Principe d’action: Bien que controversé, le principe d’action de cette technique serait basé sur la théorie du gate-control, par l’action de stimulations répétées et légères des fibres Aβ qui amplifieraient l’action inhibitrice sur le phénomène douloureux.


La désensitisation recherche un contact progressif du territoire cutané désagréable par des stimuli de plus en plus nombreux, du plus doux au plus agressif. Elle consiste à supporter des stimulations tactiles toujours plus importantes, de manière à avoir une occupation maximale de la voie de conduction et obtenir une inhibition sur le message douloureux.


Le programme, précisément minuté et varié, sera fréquemment modulé pour chasser tout exercice perçu négativement par le patient, tant sur le plan somatique que psychologique, et pour repérer les exercices mieux tolérés qui seront répétés et intensifiés par la suite.



Matériel et méthode:



Contact avec des particules et des textures: Une hiérarchisation des contacts est établie du plus doux au plus rugueux, ou du « peu désagréable au plus désagréable » selon le niveau de compréhension du patient. Ce classement subjectif des sensations s’effectue au départ sur la main saine puis sur la main lésée, quand la consigne est bien assimilée.
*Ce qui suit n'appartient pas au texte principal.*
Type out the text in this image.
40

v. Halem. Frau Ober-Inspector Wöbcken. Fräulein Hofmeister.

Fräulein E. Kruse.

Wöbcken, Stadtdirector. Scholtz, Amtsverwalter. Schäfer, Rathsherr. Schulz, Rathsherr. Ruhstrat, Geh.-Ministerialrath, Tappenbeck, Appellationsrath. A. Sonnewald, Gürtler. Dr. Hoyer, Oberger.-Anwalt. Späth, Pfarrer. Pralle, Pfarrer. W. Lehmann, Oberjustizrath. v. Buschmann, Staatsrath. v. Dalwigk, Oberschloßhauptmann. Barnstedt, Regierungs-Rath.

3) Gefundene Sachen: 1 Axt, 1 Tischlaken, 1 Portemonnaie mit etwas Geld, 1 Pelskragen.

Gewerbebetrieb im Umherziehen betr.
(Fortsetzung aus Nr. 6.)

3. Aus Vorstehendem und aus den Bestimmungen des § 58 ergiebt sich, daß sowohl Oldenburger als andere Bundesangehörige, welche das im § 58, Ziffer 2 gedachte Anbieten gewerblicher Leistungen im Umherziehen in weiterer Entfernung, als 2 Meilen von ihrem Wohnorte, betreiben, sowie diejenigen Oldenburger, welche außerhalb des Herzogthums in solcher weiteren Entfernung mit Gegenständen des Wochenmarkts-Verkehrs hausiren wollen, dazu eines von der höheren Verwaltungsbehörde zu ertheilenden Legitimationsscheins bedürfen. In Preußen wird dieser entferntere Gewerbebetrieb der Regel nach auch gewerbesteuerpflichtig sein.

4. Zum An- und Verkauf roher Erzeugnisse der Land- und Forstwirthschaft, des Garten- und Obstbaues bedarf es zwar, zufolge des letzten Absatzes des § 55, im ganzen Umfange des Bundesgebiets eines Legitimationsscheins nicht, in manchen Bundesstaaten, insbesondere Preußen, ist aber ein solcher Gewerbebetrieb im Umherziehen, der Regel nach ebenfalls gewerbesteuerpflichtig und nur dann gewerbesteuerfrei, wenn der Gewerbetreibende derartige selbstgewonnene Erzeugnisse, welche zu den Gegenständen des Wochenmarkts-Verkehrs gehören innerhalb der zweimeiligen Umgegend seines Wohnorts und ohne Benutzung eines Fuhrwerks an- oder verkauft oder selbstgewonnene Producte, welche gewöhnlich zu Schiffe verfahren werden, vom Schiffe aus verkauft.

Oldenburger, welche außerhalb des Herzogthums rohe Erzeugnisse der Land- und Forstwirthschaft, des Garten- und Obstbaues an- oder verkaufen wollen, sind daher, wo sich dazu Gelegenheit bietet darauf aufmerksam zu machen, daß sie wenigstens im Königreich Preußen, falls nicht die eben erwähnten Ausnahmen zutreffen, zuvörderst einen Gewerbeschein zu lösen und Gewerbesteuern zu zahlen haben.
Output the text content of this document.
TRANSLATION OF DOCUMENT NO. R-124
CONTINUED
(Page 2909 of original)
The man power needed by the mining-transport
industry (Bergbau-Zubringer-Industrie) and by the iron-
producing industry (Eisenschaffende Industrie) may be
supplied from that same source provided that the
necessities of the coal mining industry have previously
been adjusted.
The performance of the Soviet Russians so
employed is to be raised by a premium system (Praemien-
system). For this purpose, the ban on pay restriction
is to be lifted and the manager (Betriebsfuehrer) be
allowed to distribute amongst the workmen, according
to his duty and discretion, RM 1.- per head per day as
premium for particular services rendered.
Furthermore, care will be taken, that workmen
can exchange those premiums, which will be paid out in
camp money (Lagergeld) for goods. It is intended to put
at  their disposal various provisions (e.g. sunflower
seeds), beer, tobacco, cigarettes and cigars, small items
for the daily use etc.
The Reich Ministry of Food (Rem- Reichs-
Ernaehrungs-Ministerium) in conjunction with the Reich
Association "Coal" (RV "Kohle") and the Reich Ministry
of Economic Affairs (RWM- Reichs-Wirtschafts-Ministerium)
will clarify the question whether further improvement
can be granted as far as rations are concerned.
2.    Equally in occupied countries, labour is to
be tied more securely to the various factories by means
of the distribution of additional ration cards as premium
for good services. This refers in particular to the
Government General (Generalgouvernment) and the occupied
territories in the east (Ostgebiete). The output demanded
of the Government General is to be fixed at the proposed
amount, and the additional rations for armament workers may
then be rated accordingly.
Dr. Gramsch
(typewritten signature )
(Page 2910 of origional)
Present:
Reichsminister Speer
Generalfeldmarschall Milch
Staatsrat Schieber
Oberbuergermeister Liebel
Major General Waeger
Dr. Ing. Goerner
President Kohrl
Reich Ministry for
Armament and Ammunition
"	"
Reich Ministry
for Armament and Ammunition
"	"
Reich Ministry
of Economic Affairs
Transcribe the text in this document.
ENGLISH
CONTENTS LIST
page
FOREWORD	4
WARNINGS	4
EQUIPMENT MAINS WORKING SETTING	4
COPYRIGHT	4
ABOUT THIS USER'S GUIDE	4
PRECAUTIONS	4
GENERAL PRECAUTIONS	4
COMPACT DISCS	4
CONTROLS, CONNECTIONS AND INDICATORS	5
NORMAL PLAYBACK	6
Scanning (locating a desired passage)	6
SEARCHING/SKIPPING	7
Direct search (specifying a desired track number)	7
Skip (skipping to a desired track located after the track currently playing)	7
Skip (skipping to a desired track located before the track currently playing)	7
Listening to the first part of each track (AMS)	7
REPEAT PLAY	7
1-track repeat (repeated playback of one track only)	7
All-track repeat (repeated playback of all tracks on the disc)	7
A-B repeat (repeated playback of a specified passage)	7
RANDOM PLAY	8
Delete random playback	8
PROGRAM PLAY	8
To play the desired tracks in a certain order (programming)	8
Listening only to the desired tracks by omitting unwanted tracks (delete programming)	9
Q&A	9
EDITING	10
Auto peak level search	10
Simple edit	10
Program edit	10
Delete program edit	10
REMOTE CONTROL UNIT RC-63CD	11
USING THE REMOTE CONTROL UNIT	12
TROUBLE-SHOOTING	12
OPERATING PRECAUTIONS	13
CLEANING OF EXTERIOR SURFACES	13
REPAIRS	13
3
Traitement par vibrations: Les vibrations mécaniques transcutanées figurent en bonne place parmi l’arsenal thérapeutique pour soulager aussi bien les douleurs aiguës que chroniques, comme le démontrent M.-F. Tardy-Gervet, R. Guieu et al. dans leur étude [6]. L’effet curatif des vibrations sur les névromes a été démontré par G. Riera qui observe des signes de régénérescence constante sur des lésions nerveuses stimulées par vibration, contrairement aux autres qui affichent un aspect de dégénérescence [7].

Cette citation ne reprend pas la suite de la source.